In order to gain access to marginal spaces for modernized development, the Jakarta government started to accuse kampong residents for illegally occupying the land and housings (Cuadra, Sears and Gieble, 2015). Kampong residents were simply evicted from their housings or relocated by the government. According to Cuadra, the Jakarta government even demolished some kampong area after flood with the excuse of repair and forced the resident to leave their neighborhood.

Although the government tried to compensate kampong residents for their relocation, it is apparent that the governmental action was not considerate of the actual situation of the residents. While clearing the kampongs, the government offered the residents with public neighborhood projects with low rent price. The government also provided subsidy for the citizens to purchase low-cost housings, but the subsidy was far from enough for the low-income residents; eventually the subsidized low-cost housings were more purchased by middle-class people instead of the original target (Silver, 2007).

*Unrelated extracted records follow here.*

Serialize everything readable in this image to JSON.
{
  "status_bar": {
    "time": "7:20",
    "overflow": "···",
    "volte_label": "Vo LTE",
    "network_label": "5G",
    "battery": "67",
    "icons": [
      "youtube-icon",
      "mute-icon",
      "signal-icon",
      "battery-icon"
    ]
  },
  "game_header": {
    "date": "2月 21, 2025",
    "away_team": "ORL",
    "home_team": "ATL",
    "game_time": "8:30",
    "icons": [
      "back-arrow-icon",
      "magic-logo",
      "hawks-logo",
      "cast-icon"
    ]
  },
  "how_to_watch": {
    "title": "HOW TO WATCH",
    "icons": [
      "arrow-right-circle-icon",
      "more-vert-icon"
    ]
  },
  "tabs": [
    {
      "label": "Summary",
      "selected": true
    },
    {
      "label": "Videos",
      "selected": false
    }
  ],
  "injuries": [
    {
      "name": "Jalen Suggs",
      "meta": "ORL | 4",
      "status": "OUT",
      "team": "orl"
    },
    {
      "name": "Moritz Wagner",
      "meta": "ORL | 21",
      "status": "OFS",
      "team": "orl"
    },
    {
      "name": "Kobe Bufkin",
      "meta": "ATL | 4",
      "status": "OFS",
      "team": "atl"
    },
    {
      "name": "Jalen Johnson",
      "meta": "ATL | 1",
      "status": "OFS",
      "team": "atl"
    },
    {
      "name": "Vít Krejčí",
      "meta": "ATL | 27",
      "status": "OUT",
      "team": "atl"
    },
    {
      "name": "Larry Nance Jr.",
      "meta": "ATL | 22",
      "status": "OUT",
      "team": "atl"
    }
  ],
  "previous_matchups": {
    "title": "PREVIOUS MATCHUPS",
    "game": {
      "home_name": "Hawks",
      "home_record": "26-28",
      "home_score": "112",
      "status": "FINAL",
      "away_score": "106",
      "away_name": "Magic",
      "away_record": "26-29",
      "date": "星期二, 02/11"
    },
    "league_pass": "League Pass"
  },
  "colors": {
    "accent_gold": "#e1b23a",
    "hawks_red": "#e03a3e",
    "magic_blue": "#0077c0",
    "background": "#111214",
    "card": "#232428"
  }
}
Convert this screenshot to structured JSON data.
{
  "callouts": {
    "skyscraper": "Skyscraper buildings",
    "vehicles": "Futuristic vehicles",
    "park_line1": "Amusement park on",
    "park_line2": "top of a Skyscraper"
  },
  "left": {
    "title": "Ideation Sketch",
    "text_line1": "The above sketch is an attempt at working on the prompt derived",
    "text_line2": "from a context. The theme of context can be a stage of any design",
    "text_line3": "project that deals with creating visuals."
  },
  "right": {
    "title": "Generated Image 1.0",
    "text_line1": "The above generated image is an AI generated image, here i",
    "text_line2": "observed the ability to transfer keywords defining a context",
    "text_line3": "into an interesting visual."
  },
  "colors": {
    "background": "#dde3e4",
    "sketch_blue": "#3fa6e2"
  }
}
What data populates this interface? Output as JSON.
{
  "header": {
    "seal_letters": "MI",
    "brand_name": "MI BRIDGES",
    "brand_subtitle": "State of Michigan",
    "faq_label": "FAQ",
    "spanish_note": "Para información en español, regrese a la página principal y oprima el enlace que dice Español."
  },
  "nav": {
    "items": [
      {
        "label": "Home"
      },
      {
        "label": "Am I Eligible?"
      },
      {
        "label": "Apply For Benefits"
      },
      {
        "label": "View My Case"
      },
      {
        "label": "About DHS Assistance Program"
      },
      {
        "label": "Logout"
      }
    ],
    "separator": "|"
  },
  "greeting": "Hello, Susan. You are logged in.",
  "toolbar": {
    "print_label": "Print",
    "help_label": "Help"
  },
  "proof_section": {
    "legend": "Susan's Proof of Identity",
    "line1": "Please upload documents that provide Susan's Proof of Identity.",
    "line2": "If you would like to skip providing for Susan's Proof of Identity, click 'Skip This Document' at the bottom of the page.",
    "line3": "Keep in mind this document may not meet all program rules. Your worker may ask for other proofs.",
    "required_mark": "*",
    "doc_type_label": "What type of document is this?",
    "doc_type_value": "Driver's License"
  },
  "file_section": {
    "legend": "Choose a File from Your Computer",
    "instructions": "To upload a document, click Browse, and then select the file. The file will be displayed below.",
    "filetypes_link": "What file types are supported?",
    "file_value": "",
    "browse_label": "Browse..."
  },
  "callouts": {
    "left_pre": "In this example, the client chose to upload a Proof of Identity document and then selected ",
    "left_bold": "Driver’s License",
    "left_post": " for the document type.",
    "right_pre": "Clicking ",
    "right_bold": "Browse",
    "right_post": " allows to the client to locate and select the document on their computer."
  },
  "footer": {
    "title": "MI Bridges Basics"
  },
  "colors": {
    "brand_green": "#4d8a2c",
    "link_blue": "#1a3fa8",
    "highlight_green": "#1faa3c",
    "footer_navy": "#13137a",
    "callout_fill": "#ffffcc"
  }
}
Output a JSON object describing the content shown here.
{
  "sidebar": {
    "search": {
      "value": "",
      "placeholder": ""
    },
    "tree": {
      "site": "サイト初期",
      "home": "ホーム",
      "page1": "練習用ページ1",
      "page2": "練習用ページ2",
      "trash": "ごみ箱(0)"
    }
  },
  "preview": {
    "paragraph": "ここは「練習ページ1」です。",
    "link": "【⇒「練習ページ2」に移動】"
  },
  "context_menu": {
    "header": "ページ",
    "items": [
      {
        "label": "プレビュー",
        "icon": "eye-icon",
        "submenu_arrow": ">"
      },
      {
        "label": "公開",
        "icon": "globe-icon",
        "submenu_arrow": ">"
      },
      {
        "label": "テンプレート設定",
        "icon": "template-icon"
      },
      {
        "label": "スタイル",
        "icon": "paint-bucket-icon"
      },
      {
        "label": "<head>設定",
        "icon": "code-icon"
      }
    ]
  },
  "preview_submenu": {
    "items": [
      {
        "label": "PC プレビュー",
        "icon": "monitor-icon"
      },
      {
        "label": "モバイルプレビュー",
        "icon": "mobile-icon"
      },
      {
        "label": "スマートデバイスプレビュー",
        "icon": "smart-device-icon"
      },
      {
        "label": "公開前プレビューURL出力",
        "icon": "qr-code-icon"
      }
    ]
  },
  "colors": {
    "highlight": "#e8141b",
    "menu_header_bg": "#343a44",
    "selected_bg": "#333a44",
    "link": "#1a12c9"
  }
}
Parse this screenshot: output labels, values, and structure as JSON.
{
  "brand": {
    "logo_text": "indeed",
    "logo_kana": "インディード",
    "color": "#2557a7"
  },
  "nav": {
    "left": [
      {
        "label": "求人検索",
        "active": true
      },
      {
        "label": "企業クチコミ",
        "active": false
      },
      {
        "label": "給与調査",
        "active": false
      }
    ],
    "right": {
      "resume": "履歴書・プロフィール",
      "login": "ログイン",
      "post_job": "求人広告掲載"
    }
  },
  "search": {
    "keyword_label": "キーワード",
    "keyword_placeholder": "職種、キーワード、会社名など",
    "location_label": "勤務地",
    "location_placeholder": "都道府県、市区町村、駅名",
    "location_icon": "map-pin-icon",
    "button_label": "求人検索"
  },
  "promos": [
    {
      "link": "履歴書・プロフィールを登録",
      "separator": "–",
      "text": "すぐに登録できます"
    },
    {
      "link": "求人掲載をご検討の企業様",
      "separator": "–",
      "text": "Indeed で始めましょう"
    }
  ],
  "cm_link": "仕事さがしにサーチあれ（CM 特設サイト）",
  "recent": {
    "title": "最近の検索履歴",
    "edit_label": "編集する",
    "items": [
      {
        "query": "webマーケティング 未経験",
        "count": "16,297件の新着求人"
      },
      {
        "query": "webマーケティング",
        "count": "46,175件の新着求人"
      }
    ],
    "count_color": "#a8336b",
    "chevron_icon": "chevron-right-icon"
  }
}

Furthermore, the residents were also forced to resign from their original work due to relocation to a further district (Cuadra, Sears and Gieble, 2015). As a result, the government might have obtained more space for modernized development, but only forced the kampong residents to live in a worse condition of life. While the residents were formerly able to sufficiently support their housings and life by themselves, the relocation forced them to pay rents and management fees for the new housings with unemployment. Furthermore, some effort to demolish kampong ended up with failure. In some cases, the residents eventually went back to their original kampong to rebuild their houses since their prior neighborhood were later left unbuilt due to lack of funding (Cuadra, Sears and Gieble, 2015).

 

 

 

Sources:

  1. Cuadra, Linda, Sears, Laurie J., and Giebel, Christoph. This Grievable Life: Precarity, Land Tenancy, and Flooding in the Kampung of Jakarta, 2015, ProQuest Dissertations and Theses.
  2. Silver, Christopher. Planning the Megacity: Jakarta in the Twentieth Century. Routledge, Taylor & Francis Group, 2007.